Below is a recipe for Bigos from the Simplyrecipe.com website:
Bigos
Ingredients
1 ounce dried porcini or other wild mushrooms
2 Tbsp bacon fat or vegetable oil
2 pounds pork shoulder
1 large onion, chopped
1 head cabbage (regular, not savoy or red), chopped
1 1/2 pounds mixed fresh mushrooms
1-2 pounds kielbasa or other smoked sausage
1 smoked ham hock
1 pound fresh Polish sausage (optional)
1 25-ounce jar of fresh sauerkraut (we recommend Bubbies, which you may be able to find in the refrigerated section of your local supermarket)
1 bottle of pilsner or lager beer
1 Tbsp juniper berries (optional)
1 Tbsp black peppercorns
1 Tbsp caraway seeds
2 Tbsp dried marjoram
Salt
20 prunes, sliced in half (optional)
2 Tbsp tomato paste (optional)
1 15-ounce can tomato sauce (optional)
1-2 Tbsp mustard or horseradish (optional)
Preparation
Pour hot tap water over the dried mushrooms and submerge them for 20-40 minutes, or until soft. Grind or crush the juniper berries and black peppercorns roughly; you don’t want a powder. Cut the pork shoulder into large chunks, about 2 inches. Cut the sausages into similar-sized chunks. Drain the sauerkraut and set aside. Clean off any dirt from the mushrooms and cut them into large pieces; leave small ones whole.
Heat the bacon fat or vegetable oil in a large lidded pot for a minute or two. Working in batches if necessary, brown the pork shoulder over medium-high heat. Do not crowd the pan. Set the browned meat aside.
Put the onion and fresh cabbage into the pot and sauté for a few minutes, stirring often, until the cabbage is soft. Sprinkle a little salt over them. The vegetables will give off plenty of water, and when they do, use a wooden spoon to scrape any browned bits off the bottom of the pot. If you are making the tomato-based version, add the tomato paste here. Once the pot is clean and the cabbage and onions soft, remove from the pot and set aside with the pork shoulder.
Add the mushrooms and cook them without any additional oil, stirring often, until they release their water. Once they do, sprinkle a little salt on the mushrooms. When the water is nearly all gone, add back the pork shoulder, the cabbage-and-onion mixture, and then everything else except the prunes. Add the beer, if using, or the tomato sauce if you're making the tomato-based version. Stir well to combine.

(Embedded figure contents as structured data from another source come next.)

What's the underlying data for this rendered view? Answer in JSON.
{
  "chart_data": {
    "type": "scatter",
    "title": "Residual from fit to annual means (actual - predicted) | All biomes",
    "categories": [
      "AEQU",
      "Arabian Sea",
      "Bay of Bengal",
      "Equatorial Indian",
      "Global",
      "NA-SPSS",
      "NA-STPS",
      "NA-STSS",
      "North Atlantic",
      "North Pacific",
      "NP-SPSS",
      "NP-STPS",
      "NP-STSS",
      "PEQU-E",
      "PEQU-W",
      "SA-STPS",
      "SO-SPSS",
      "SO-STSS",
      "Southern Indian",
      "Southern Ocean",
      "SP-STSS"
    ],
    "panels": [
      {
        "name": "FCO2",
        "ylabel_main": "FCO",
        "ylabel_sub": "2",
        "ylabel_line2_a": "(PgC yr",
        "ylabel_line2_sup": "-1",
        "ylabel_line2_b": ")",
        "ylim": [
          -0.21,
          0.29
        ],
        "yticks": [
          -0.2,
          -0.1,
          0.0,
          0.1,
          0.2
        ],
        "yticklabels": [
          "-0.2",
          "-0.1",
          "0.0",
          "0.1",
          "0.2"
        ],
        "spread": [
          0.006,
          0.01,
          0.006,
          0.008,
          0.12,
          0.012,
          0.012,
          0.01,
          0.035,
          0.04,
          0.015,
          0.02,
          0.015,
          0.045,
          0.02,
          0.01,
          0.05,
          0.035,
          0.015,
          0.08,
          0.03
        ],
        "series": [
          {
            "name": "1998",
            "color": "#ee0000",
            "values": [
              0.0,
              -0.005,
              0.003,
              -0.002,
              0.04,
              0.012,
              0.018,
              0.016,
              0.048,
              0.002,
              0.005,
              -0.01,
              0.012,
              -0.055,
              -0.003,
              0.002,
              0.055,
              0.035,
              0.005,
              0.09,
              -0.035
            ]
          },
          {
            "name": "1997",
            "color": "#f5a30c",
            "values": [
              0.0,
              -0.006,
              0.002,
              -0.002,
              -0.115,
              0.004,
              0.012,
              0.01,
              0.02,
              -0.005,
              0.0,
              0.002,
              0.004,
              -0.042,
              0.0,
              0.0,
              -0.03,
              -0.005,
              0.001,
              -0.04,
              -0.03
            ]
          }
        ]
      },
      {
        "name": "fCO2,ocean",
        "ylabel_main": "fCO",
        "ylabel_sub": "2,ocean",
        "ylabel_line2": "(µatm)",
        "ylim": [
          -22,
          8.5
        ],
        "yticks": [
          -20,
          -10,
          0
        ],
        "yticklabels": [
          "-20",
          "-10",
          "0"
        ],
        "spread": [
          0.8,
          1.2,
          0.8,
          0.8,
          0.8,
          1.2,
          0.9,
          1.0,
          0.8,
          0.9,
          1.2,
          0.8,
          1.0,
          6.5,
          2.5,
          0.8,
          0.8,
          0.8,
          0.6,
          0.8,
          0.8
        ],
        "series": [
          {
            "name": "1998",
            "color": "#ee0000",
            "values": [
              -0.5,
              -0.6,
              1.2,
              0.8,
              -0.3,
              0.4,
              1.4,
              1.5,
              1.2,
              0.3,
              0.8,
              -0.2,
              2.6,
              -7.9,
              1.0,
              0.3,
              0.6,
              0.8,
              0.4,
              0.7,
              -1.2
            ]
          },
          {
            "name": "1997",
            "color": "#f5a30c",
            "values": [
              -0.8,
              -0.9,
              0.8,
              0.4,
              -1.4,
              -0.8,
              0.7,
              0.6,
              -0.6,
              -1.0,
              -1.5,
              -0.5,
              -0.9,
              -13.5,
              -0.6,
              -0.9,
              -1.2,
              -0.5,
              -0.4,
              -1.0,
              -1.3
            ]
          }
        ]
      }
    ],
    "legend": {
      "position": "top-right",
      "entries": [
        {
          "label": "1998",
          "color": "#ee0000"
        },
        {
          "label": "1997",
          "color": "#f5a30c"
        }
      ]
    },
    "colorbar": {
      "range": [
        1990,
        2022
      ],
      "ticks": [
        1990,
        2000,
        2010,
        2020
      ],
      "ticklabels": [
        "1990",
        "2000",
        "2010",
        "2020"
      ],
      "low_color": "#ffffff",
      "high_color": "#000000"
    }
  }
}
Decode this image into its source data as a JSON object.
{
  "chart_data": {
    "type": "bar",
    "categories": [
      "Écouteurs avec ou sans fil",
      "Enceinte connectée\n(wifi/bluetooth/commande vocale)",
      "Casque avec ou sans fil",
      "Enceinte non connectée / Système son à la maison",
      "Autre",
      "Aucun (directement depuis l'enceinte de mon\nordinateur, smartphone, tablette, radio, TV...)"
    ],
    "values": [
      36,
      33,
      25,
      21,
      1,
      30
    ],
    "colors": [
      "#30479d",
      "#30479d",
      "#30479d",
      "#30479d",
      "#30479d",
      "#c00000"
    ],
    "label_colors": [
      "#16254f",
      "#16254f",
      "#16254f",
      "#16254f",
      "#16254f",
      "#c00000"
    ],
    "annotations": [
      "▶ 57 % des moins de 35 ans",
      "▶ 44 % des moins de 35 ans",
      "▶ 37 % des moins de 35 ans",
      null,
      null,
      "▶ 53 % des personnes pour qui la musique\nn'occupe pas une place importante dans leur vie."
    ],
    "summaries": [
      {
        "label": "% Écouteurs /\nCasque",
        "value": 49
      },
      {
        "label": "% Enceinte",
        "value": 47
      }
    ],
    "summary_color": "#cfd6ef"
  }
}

You should not have enough liquid to submerge everything. That’s good: Bigos is a “dry” stew, and besides, the ingredients will give off more liquid as they cook. Bring everything to a simmer, cover the pot and cook gently for at least 2 hours.
Bigos is better the longer it cooks, but you can eat it once the ham hock falls apart. Check at 2 hours, and then every 30 minutes after that. When the hock is tender, fish it out and pull off the meat and fat from the bones Discard the bones and the fat, then chop the meat roughly and return to the pot. Add the prunes and cook until they are tender, at least 30 more minutes.
Bigos is best served simply, with rye bread and a beer. If you want a little kick, add the mustard or horseradish right before you eat it. Bigos improves with age, too, which is why this recipe makes so much: Your leftovers will be even better than the stew was on the first day.